Third Question: Antipater possesses as much as Nicomedes and a third of the share of Themistius. Nicomedes possesses as much as Themistius and a third of what Antipater owns. Themistius possesses ten minas and a third of what Nicomedes owns. What is the sum which belongs to each?
Now, on the day set apart for the gathering, a number of young men presented themselves before the judges in the hope of winning the golden cup, but not one of them gave correct replies. The president was about to bring the sitting to an end when the youthful Euphrosine, in her turn drawing near to the tribunal, asked to be heard. Every one admired the modesty of her bearing and the winsome shamefacedness which lent a blush to her cheeks.
“Most illustrious judges,” she said, lowering her eyes, “after having given the glory to our Lord Jesus Christ, the beginning and the end of all wisdom, I will endeavour to reply to the questions which your worships have propounded, and I will begin with the first. The dusky child is smoke, which is born of fire, rises in the air, and by its pungency draws tears from our eyes. So much for the first question.
“Now to reply to the second. That which begets its mother and is by her brought forth is nothing other than the day, which is sometimes long and sometimes short, according to the season. So much for the second question.
“And now to answer the third. Antipater possesses forty-five minas, Nicomedes has but thirty-seven and a half, whilst Themistius has twenty-two and a half. That is my third answer.”
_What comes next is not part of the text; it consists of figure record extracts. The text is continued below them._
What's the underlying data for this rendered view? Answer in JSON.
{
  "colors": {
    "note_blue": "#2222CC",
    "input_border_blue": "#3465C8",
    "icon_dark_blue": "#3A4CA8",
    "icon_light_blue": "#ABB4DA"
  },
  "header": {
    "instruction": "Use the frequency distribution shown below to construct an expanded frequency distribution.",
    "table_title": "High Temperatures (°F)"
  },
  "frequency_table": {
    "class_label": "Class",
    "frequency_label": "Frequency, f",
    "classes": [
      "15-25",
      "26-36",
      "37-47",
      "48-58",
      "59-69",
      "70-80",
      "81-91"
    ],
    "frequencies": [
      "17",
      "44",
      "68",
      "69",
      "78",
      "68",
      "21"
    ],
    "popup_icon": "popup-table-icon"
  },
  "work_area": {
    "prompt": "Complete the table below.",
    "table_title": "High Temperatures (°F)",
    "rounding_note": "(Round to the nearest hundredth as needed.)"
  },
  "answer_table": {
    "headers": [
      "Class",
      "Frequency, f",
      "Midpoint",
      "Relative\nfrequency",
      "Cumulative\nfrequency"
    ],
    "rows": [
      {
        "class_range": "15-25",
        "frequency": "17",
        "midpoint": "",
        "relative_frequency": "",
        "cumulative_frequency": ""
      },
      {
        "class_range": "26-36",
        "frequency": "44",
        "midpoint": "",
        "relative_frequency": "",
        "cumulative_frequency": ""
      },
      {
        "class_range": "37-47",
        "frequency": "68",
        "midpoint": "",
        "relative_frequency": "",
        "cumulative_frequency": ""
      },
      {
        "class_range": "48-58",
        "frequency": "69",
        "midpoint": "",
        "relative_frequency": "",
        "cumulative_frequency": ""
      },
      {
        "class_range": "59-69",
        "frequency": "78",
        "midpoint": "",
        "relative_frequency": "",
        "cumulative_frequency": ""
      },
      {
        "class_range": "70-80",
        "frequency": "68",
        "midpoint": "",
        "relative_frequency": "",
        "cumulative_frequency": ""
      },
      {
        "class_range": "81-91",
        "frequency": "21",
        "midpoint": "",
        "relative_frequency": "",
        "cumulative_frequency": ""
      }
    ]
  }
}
The judges, marvelling at the correctness of these replies, awarded the prize to the youthful Euphrosine. Thereupon the most venerable among them, having risen, presented her with the golden cup, and encircled her forehead with a garland of papyrus by way of honouring the keen intelligence she had displayed. Then the virgin was conducted home to her father’s house to the sound of flutes amidst a great concourse of people.
But as she was a Christian and pious in no ordinary degree, far from being puffed up with these honours, she recognized their emptiness, and resolved that in the future she would apply the keenness of her intelligence to the solution of problems more worthy of attention—as, for example, the computation of the sum of the numbers represented by the letters of the name of Jesus, and the consideration of the wonderful properties of these numbers.
Meanwhile she grew in wisdom and in beauty, and was sought in marriage by very many young men. Amongst these was the Count Longinus, who possessed great wealth. Romulus received this suitor favourably, hoping that an alliance with this powerful man might assist him in the rehabilitation of his own affairs, which had got into disorder through his vast expenditure upon his palace, his plate, and his gardens. Romulus, who was one of the most lavish amongst the inhabitants of Alexandria, had above all squandered considerable sums in gathering together in his mansion, beneath a vast cupola, the most wonderful examples of mechanism, such as a globe as brilliant as a sapphire, bearing on it the heavenly constellations set out with exactitude in precious stones. There were also to be seen in this chamber a fountain, constructed by Hero, which distributed perfumed waters, and two mirrors so cunningly contrived that they converted the gazer, the one into a person of extreme height and slenderness, and the other into a person equally short and stout. But the most marvellous sight in this mansion was a hawthorn bush all covered with birds, which by ingenious mechanism both sang and fluttered their wings as if they had been alive. Romulus had expended the remains of his wealth in the acquisition of these mechanical toys, which fascinated him. This, then, was the reason for his favourable reception of the Count Longinus, the possessor of great wealth. He urged forward by all means in his power the consummation of a marriage from which he anticipated both happiness for his daughter and relief from anxiety in his old age. But each time that he recounted to Euphrosine the claims of Count Longinus, she turned her glance aside without making any reply. One day he said to her—
“Will you not admit, my daughter, that he is the handsomest, the wealthiest, and the noblest citizen in all Alexandria?”